The UN adopted the treaty in June as the basis for the designation of large environmentally-protected areas on maritime areas that fall outside the control of individual countries.
What the two ministers said
Baerbock said the treaty was "a glimmer of hope for the world's oceans, a glimmer of hope for the people of this world, but also a glimmer of hope for the United Nations."
She said the high seas had previously been "de facto a lawless area," but added, "That's changing now."
Lemke, who like Baerbock is a lawmaker for the Green Party, described the signing as a "historic day for the protection of the seas."

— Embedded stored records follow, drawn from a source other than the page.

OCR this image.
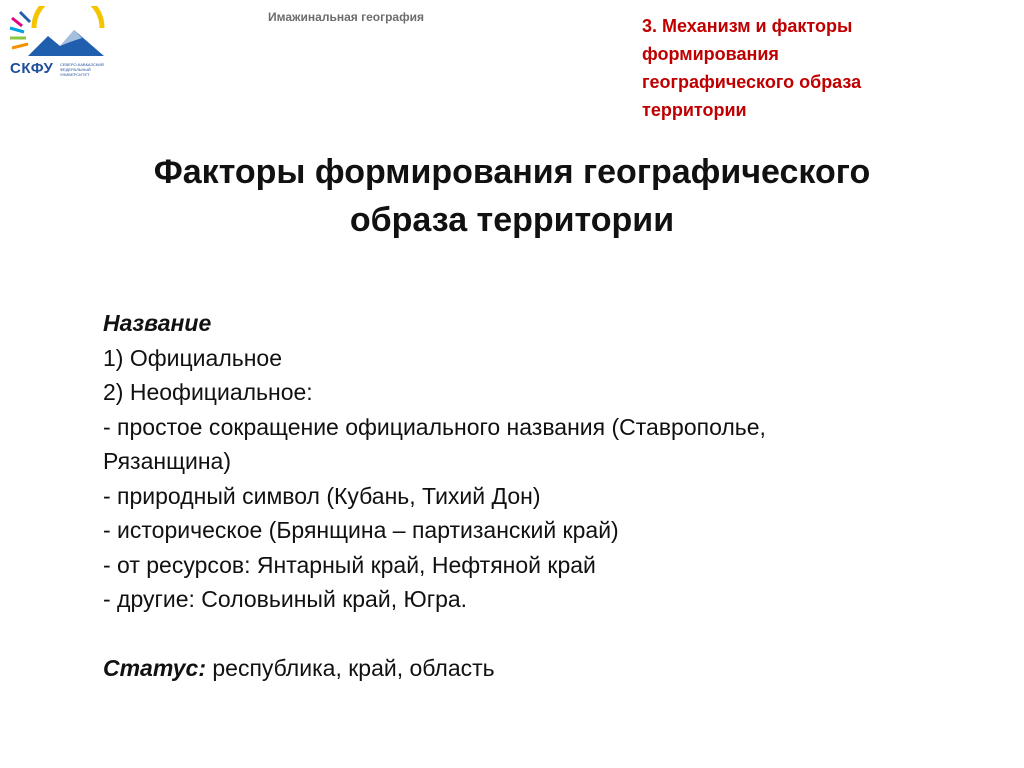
СКФУ СЕВЕРО-КАВКАЗСКИЙ ФЕДЕРАЛЬНЫЙ УНИВЕРСИТЕТ
Имажинальная география	3. Механизм и факторы
формирования
географического образа
территории
Факторы формирования географического
образа территории
Название
1) Официальное
2) Неофициальное:
- простое сокращение официального названия (Ставрополье,
Рязанщина)
- природный символ (Кубань, Тихий Дон)
- историческое (Брянщина – партизанский край)
- от ресурсов: Янтарный край, Нефтяной край
- другие: Соловьиный край, Югра.
Статус: республика, край, область
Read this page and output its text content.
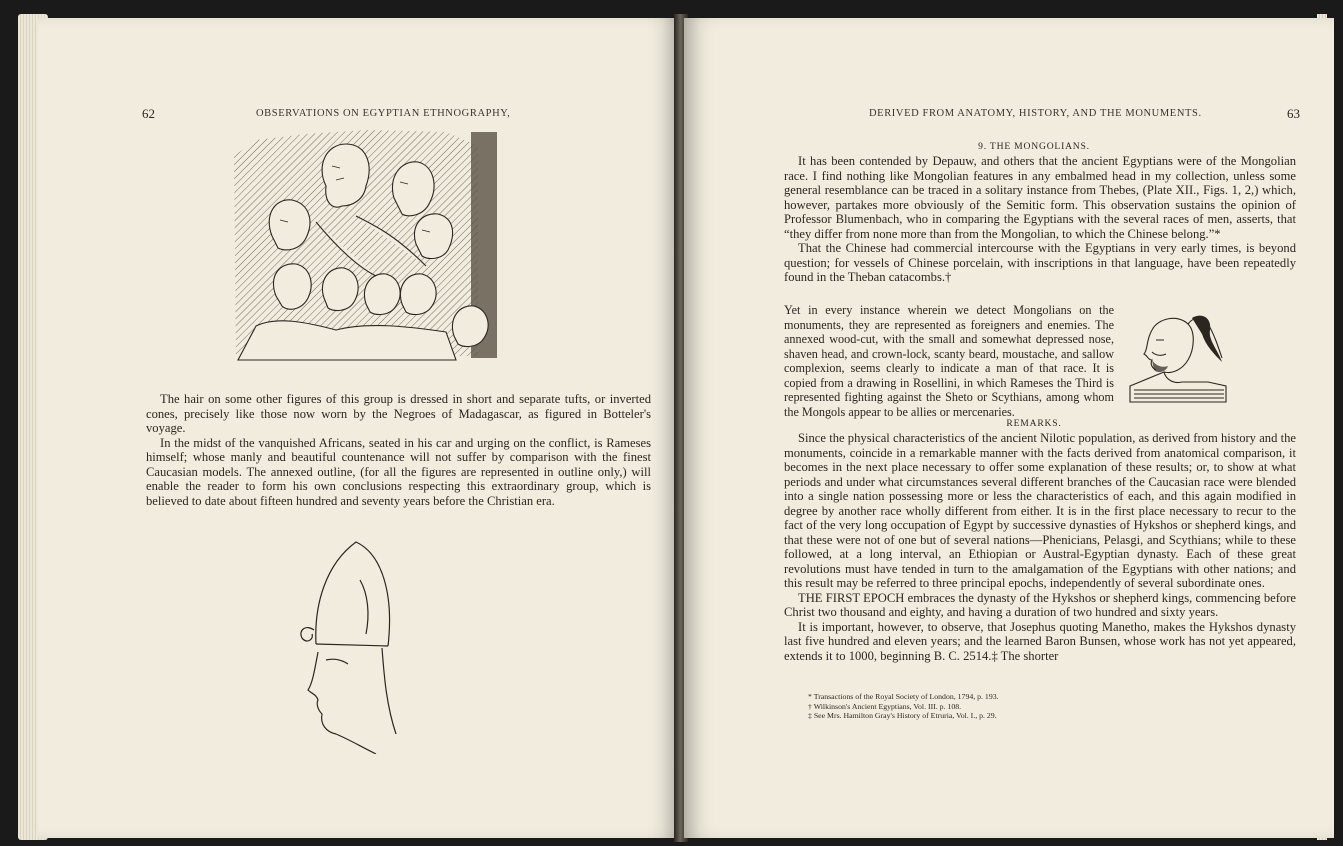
62	OBSERVATIONS ON EGYPTIAN ETHNOGRAPHY,

The hair on some other figures of this group is dressed in short and separate tufts, or inverted cones, precisely like those now worn by the Negroes of Madagascar, as figured in Botteler's voyage.

In the midst of the vanquished Africans, seated in his car and urging on the conflict, is Rameses himself; whose manly and beautiful countenance will not suffer by comparison with the finest Caucasian models. The annexed outline, (for all the figures are represented in outline only,) will enable the reader to form his own conclusions respecting this extraordinary group, which is believed to date about fifteen hundred and seventy years before the Christian era.

DERIVED FROM ANATOMY, HISTORY, AND THE MONUMENTS.	63
9. THE MONGOLIANS.

It has been contended by Depauw, and others that the ancient Egyptians were of the Mongolian race. I find nothing like Mongolian features in any embalmed head in my collection, unless some general resemblance can be traced in a solitary instance from Thebes, (Plate XII., Figs. 1, 2,) which, however, partakes more obviously of the Semitic form. This observation sustains the opinion of Professor Blumenbach, who in comparing the Egyptians with the several races of men, asserts, that “they differ from none more than from the Mongolian, to which the Chinese belong.”*

That the Chinese had commercial intercourse with the Egyptians in very early times, is beyond question; for vessels of Chinese porcelain, with inscriptions in that language, have been repeatedly found in the Theban catacombs.†

Yet in every instance wherein we detect Mongolians on the monuments, they are represented as foreigners and enemies. The annexed wood-cut, with the small and somewhat depressed nose, shaven head, and crown-lock, scanty beard, moustache, and sallow complexion, seems clearly to indicate a man of that race. It is copied from a drawing in Rosellini, in which Rameses the Third is represented fighting against the Sheto or Scythians, among whom the Mongols appear to be allies or mercenaries.

REMARKS.

Since the physical characteristics of the ancient Nilotic population, as derived from history and the monuments, coincide in a remarkable manner with the facts derived from anatomical comparison, it becomes in the next place necessary to offer some explanation of these results; or, to show at what periods and under what circumstances several different branches of the Caucasian race were blended into a single nation possessing more or less the characteristics of each, and this again modified in degree by another race wholly different from either. It is in the first place necessary to recur to the fact of the very long occupation of Egypt by successive dynasties of Hykshos or shepherd kings, and that these were not of one but of several nations—Phenicians, Pelasgi, and Scythians; while to these followed, at a long interval, an Ethiopian or Austral-Egyptian dynasty. Each of these great revolutions must have tended in turn to the amalgamation of the Egyptians with other nations; and this result may be referred to three principal epochs, independently of several subordinate ones.

THE FIRST EPOCH embraces the dynasty of the Hykshos or shepherd kings, commencing before Christ two thousand and eighty, and having a duration of two hundred and sixty years.

It is important, however, to observe, that Josephus quoting Manetho, makes the Hykshos dynasty last five hundred and eleven years; and the learned Baron Bunsen, whose work has not yet appeared, extends it to 1000, beginning B. C. 2514.‡ The shorter

* Transactions of the Royal Society of London, 1794, p. 193.
† Wilkinson's Ancient Egyptians, Vol. III. p. 108.
‡ See Mrs. Hamilton Gray's History of Etruria, Vol. I., p. 29.
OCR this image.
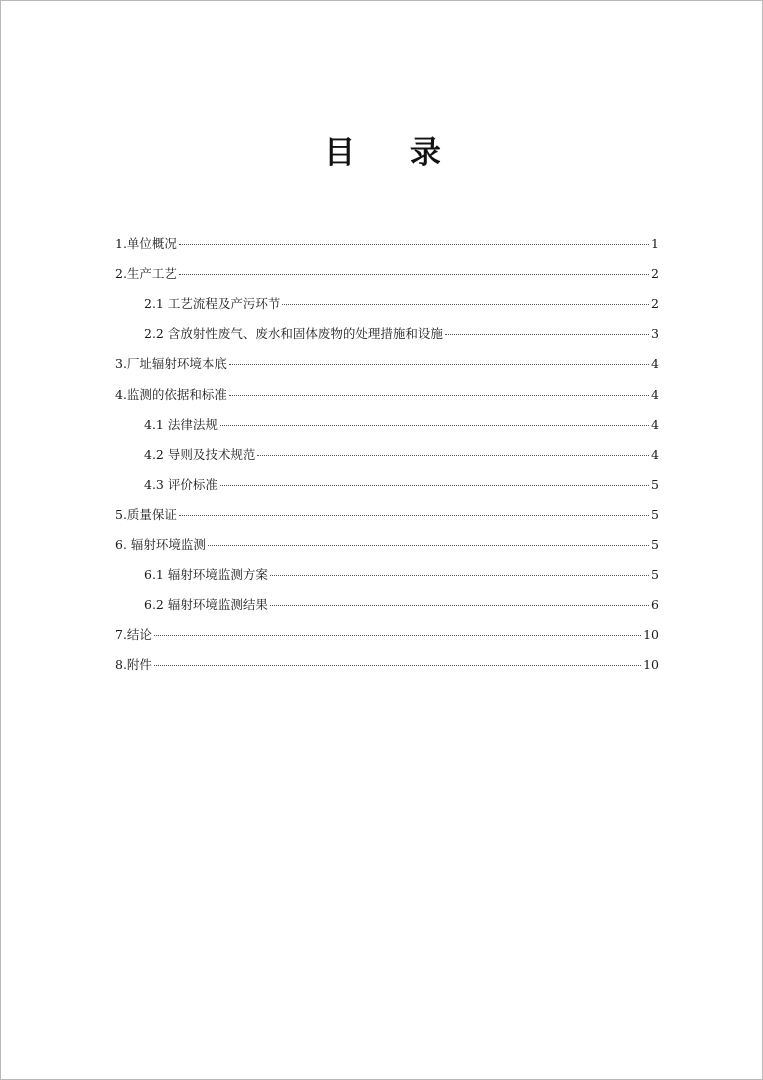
目 录
1.单位概况	1
2.生产工艺	2
2.1 工艺流程及产污环节	2
2.2 含放射性废气、废水和固体废物的处理措施和设施	3
3.厂址辐射环境本底	4
4.监测的依据和标准	4
4.1 法律法规	4
4.2 导则及技术规范	4
4.3 评价标准	5
5.质量保证	5
6. 辐射环境监测	5
6.1 辐射环境监测方案	5
6.2 辐射环境监测结果	6
7.结论	10
8.附件	10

The environment minister welcomed the fact that there are now, for the first time, rules to protect biodiversity in the world's oceans.
"We depend on healthy oceans to combat the climate crisis, the pollution crisis and the species extinction crisis," explained Lemke.
"Protected areas on the high seas" must now be designated "quickly in order to place 30% of the world's oceans under strict protection."
Joining the two politicians for the ceremony was Germany's Federal Government Commissioner for the Sea, Sebastian Unger.
What is the High Seas Treaty?
For the first time, the international agreement provides protection for areas outside the exclusive economic zones of individual countries.
The treaty stipulates that activities such as the extraction of mineral resources on the high seas must be preceded by an assessment of their environmental consequences.
More than 60% of maritime areas are outside such exclusive economic zones. To date, protection rules of varying degrees have only applied to a small part of these marine areas.
Germany was among dozens of countries to become a signatory to the treaty on Wednesday, the first day that the text for the freshly-ratified document became available.
The UN said 67 countries had signed the treaty on the same day, including the United States, China, Australia, Britain France, Mexico and the European Union as a whole.